Let $E \subseteq \mathbb{R}$ be a measurable set, let $A\subseteq \mathbb{R}$ be any set, then $m^*(A \cup E )=m^*(E)+m^*(A)$?

Question

Let $E$ be a measurable set, let $A$ be any set, then if $m^*$ is the outer measure function, $$m^*(A \cup E )=m^*(E)+m^*(A).$$

Is this true? By subadditivity, we have $m^*(A \cup E )\leq m^*(E)+m^*(A)$. I want to show that $m^*(A \cup E )\geq m^*(E)+m^*(A)$ so the equality holds. I thought of applying the definition of measurable set $E$ by $$m^*(A \cup E )\geq m^*((A\cup E)\cap E) + m^*((A\cup E)\cap E^c)$$ but I'm not getting the right result. Any hint?

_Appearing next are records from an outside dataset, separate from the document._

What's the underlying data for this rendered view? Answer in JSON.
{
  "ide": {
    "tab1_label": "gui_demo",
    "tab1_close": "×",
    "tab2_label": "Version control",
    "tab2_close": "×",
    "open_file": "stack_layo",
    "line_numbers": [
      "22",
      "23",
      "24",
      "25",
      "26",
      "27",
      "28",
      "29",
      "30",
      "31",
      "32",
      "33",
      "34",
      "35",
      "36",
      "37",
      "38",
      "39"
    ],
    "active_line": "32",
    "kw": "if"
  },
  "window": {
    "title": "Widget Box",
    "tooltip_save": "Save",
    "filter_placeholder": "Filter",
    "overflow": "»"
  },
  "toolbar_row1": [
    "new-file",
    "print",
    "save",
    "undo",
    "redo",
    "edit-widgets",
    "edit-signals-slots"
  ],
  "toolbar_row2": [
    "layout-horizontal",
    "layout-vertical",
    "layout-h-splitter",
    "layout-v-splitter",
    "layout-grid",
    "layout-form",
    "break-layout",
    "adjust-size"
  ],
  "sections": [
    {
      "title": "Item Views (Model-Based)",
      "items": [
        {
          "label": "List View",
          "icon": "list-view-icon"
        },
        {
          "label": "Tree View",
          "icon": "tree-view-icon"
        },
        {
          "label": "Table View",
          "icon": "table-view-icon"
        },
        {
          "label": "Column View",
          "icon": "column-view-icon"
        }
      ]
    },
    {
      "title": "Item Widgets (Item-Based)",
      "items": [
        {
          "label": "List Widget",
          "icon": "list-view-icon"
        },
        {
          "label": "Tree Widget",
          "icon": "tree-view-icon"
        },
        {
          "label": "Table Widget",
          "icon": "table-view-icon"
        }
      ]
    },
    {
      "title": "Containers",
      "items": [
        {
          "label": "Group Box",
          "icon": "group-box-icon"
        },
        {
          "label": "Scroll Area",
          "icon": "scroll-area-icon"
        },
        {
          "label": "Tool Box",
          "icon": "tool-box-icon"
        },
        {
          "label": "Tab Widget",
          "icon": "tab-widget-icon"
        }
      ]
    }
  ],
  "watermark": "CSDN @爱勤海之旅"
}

Edit: if we add the hypothesis that $E$ and $A$ are disjoint, then by measurability of $E$, we can simplify the above inequality by: $$m^*((A\cup E)\cap E) + m^*((A\cup E)\cap E^c) = m^*(E) + m^*(A).$$ Since if $A \cap E =\emptyset $ then $A\subseteq E^c$. What about this?